The reason the corpora decided on this annotation standard is that there’s a continuum from things which are very clearly titles (Mr., Dr., etc) through things which are arguably titles (Captain, Professor), to things which aren’t titles but look quite like them (President, Judge, Senator). The policy of excluding the title makes the task easier, both for the annotator and the model.
If your downstream application needs the titles to be part of the span, I would recommend having a rule-based post-process to adjust the boundaries. @ines provides some example code for that in this thread: finding patterns with ner.teach
Thanks for the guidance! I have another thread around here where I was asking something similar around company names, which can also take a number of different forms (e.g. BizCorp, BizCorp LLC, etc). It’s an interesting challenge posed by the particular data I’m working with in that the same entities can appear in a variety of forms and I need to figure out how to annotate / train against this without sacrificing accuracy or recall.

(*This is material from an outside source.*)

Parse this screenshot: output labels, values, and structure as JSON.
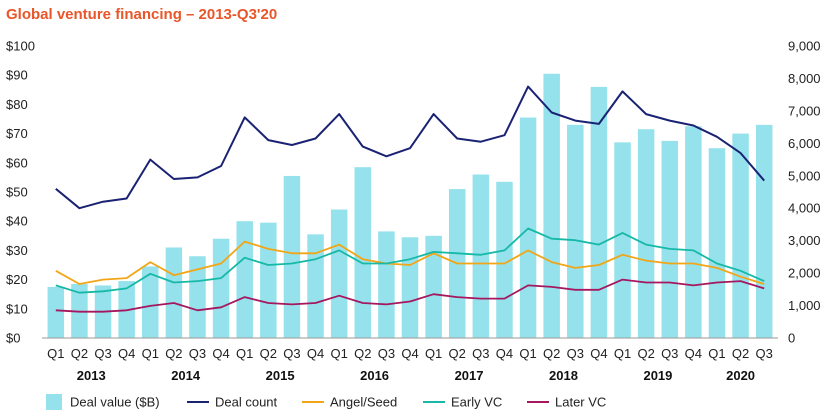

This is one of the reasons why we advocate for semi-automatic processes. Enforcing these policies consistently is a chore for human annotators, and when they mess up the model thinks the example is deeply significant, and tries to find a solution that accommodates the surprising annotations. Current ML algorithms aren’t very good at ignoring outliers.
If you use a semi-automatic process (such as ner.teach
or ner.make-gold
) you can let the model inform the annotations, which makes it easier to keep the policy consistent. If the model is already annotating the LLC as part of the company name, you go with that. The model will be good at remembering all those details of the annotation scheme. We want the human to focus on significant, obvious errors, ideally ones a human would never make.